- Born: 13 January 1955 (age 71)
- Citizenship: Nigerian
- Occupation: Academician
- Spouse: Mrs. Ekiyor Ojediran

Academic background
- Education: University of Ibadan

Academic work
- Discipline: Agricultural engineer
- Institutions: Bells University of Technology,

= Jeremiah Ojediran =

Nigerian Academic

Jeremiah Oludele Ojediran (born 13 January 1955) is a Nigerian academic and the fourth Vice-Chancellor of Bells University of Technology between 2016 and 2026.  He is a member of the Council for the Regulation of Engineering in Nigeria (COREN) and a fellow the Nigerian Society of Engineers and the Nigerian Institution of Agricultural Engineers.
== Early life and education ==
Ojediran was from Ogbomoso, in Oyo State, Nigeria. He obtained his first degree in Engineering from the University of Ibadan and obtained his doctorate degree in agricultural engineering

== Academic career ==
Ojediran began his career at Federal Ministry of Land Resources in Kaduna but later moved to the then Polytechnic of Sokoto, Birnin-Kebbi in 1980 where he served as the acting head of department and dean.

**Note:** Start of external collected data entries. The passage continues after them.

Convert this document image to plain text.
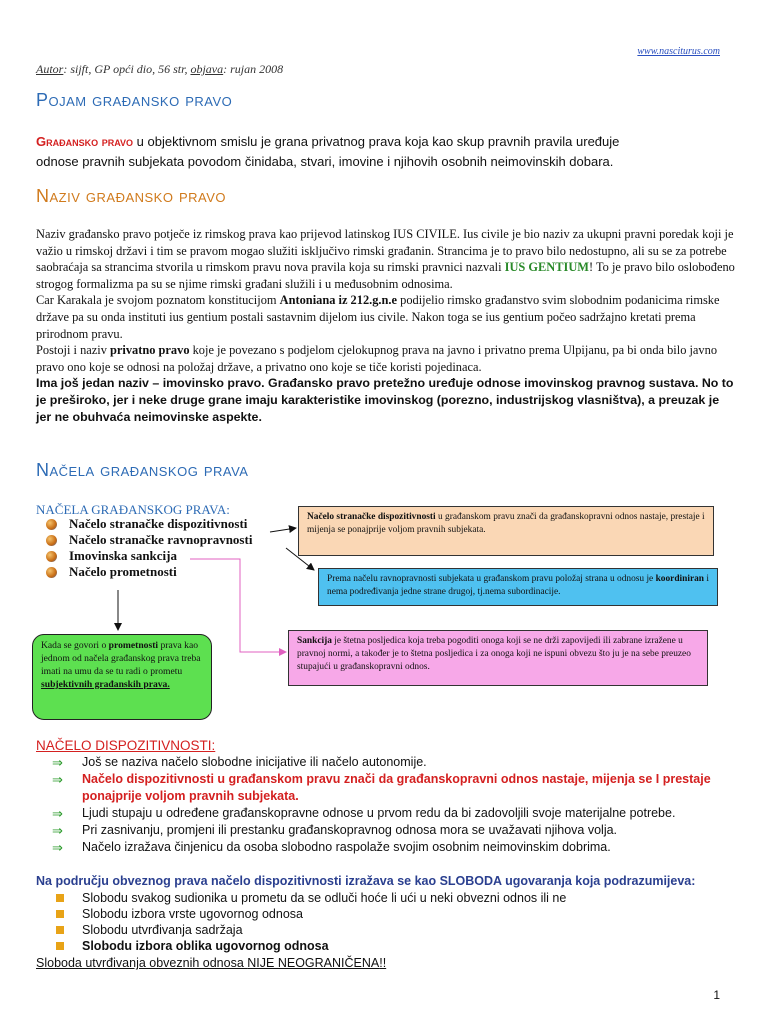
www.nasciturus.com
Autor: sijft, GP opći dio, 56 str, objava: rujan 2008
Pojam građansko pravo
Građansko pravo u objektivnom smislu je grana privatnog prava koja kao skup pravnih pravila uređuje
odnose pravnih subjekata povodom činidaba, stvari, imovine i njihovih osobnih neimovinskih dobara.
Naziv građansko pravo
Naziv građansko pravo potječe iz rimskog prava kao prijevod latinskog IUS CIVILE. Ius civile je bio naziv za ukupni pravni poredak koji je važio u rimskoj državi i tim se pravom mogao služiti isključivo rimski građanin. Strancima je to pravo bilo nedostupno, ali su se za potrebe saobraćaja sa strancima stvorila u rimskom pravu nova pravila koja su rimski pravnici nazvali IUS GENTIUM! To je pravo bilo oslobođeno strogog formalizma pa su se njime rimski građani služili i u međusobnim odnosima.
Car Karakala je svojom poznatom konstitucijom Antoniana iz 212.g.n.e podijelio rimsko građanstvo svim slobodnim podanicima rimske države pa su onda instituti ius gentium postali sastavnim dijelom ius civile. Nakon toga se ius gentium počeo sadržajno kretati prema prirodnom pravu.
Postoji i naziv privatno pravo koje je povezano s podjelom cjelokupnog prava na javno i privatno prema Ulpijanu, pa bi onda bilo javno pravo ono koje se odnosi na položaj države, a privatno ono koje se tiče koristi pojedinaca.
Ima još jedan naziv – imovinsko pravo. Građansko pravo pretežno uređuje odnose imovinskog pravnog sustava. No to je preširoko, jer i neke druge grane imaju karakteristike imovinskog (porezno, industrijskog vlasništva), a preuzak je jer ne obuhvaća neimovinske aspekte.
Načela građanskog prava
NAČELA GRAĐANSKOG PRAVA:
Načelo stranačke dispozitivnosti
Načelo stranačke ravnopravnosti
Imovinska sankcija
Načelo prometnosti
Načelo stranačke dispozitivnosti u građanskom pravu znači da građanskopravni odnos nastaje, prestaje i mijenja se ponajprije voljom pravnih subjekata.
Prema načelu ravnopravnosti subjekata u građanskom pravu položaj strana u odnosu je koordiniran i nema podređivanja jedne strane drugoj, tj.nema subordinacije.
Sankcija je štetna posljedica koja treba pogoditi onoga koji se ne drži zapovijedi ili zabrane izražene u pravnoj normi, a također je to štetna posljedica i za onoga koji ne ispuni obvezu što ju je na sebe preuzeo stupajući u građanskopravni odnos.
Kada se govori o prometnosti prava kao jednom od načela građanskog prava treba imati na umu da se tu radi o prometu subjektivnih građanskih prava.
NAČELO DISPOZITIVNOSTI:
⇒	Još se naziva načelo slobodne inicijative ili načelo autonomije.
⇒	Načelo dispozitivnosti u građanskom pravu znači da građanskopravni odnos nastaje, mijenja se I prestaje ponajprije voljom pravnih subjekata.
⇒	Ljudi stupaju u određene građanskopravne odnose u prvom redu da bi zadovoljili svoje materijalne potrebe.
⇒	Pri zasnivanju, promjeni ili prestanku građanskopravnog odnosa mora se uvažavati njihova volja.
⇒	Načelo izražava činjenicu da osoba slobodno raspolaže svojim osobnim neimovinskim dobrima.
Na području obveznog prava načelo dispozitivnosti izražava se kao SLOBODA ugovaranja koja podrazumijeva:
Slobodu svakog sudionika u prometu da se odluči hoće li ući u neki obvezni odnos ili ne
Slobodu izbora vrste ugovornog odnosa
Slobodu utvrđivanja sadržaja
Slobodu izbora oblika ugovornog odnosa
Sloboda utvrđivanja obveznih odnosa NIJE NEOGRANIČENA!!
1
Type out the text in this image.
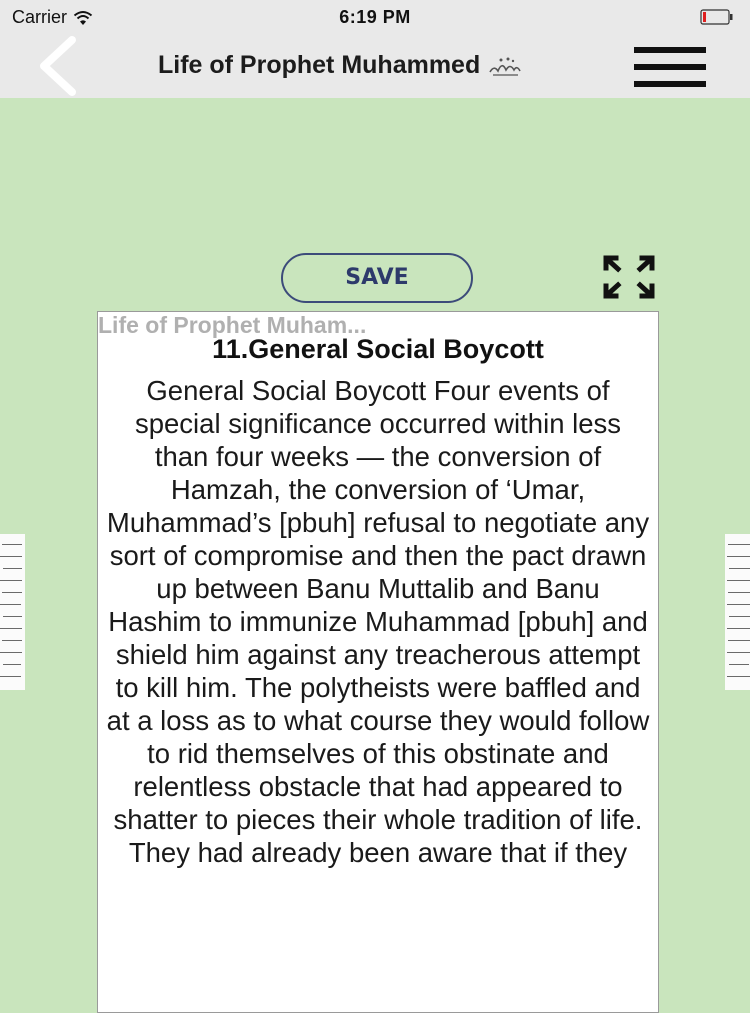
Carrier	6:19 PM
Life of Prophet Muhammed
SAVE
Life of Prophet Muham...
11.General Social Boycott
General Social Boycott Four events of special significance occurred within less than four weeks — the conversion of Hamzah, the conversion of ‘Umar, Muhammad’s [pbuh] refusal to negotiate any sort of compromise and then the pact drawn up between Banu Muttalib and Banu Hashim to immunize Muhammad [pbuh] and shield him against any treacherous attempt to kill him. The polytheists were baffled and at a loss as to what course they would follow to rid themselves of this obstinate and relentless obstacle that had appeared to shatter to pieces their whole tradition of life. They had already been aware that if they
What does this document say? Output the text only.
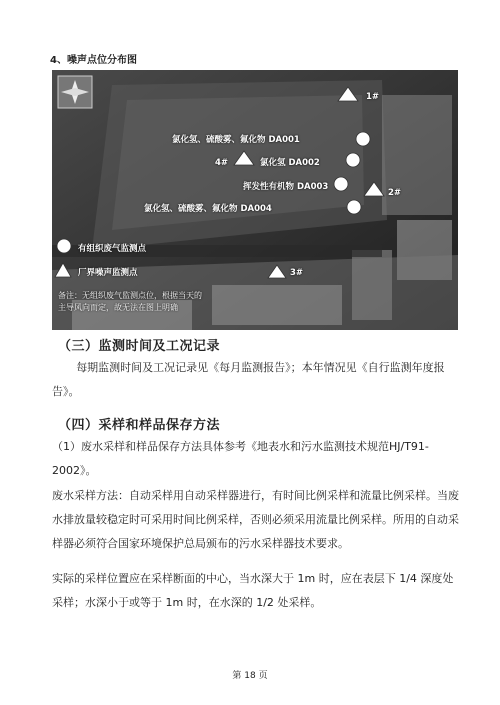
4、噪声点位分布图
1#
氯化氢、硫酸雾、氟化物 DA001
4#	氯化氢 DA002
挥发性有机物 DA003
2#
氯化氢、硫酸雾、氟化物 DA004
有组织废气监测点
厂界噪声监测点	3#
备注：无组织废气监测点位，根据当天的主导风向而定，故无法在图上明确
（三）监测时间及工况记录
每期监测时间及工况记录见《每月监测报告》；本年情况见《自行监测年度报告》。
（四）采样和样品保存方法
（1）废水采样和样品保存方法具体参考《地表水和污水监测技术规范HJ/T91-2002》。
废水采样方法：自动采样用自动采样器进行，有时间比例采样和流量比例采样。当废水排放量较稳定时可采用时间比例采样，否则必须采用流量比例采样。所用的自动采样器必须符合国家环境保护总局颁布的污水采样器技术要求。
实际的采样位置应在采样断面的中心，当水深大于 1m 时，应在表层下 1/4 深度处采样；水深小于或等于 1m 时，在水深的 1/2 处采样。
第 18 页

In 1990, based on the recommendation of professor Folagbade Aboaba, he joined Ladoke Akintola University of Technology (LAUTECH) at that time, it was called Oyo State University of Technology (OSUTECH) where he also served as Deputy Dean, Acting Dean and Deputy Vice-Chancellor from 2008 to 2010.  In 2004, he was elevated to the rank of Professor of agricultural engineering and eventually became the acting Vice-Chancellor appointed by the Osun State government.

In 2016, he was appointed Vice-Chancellor of Bells University of Technology, Ota, Ogun State for a two tenure and he was eventually succeeded by Professor Abel Olajide Olorunnisola on 1 August 2026.

Ojediran is a member of the Council for the Regulation of Engineering in Nigeria (COREN), a fellow of the Nigerian Institution of Agricultural Engineers and the Nigerian Society of Engineers.

== Personal life ==
Ojediran is married to Mrs. Ekiyor Ojediran.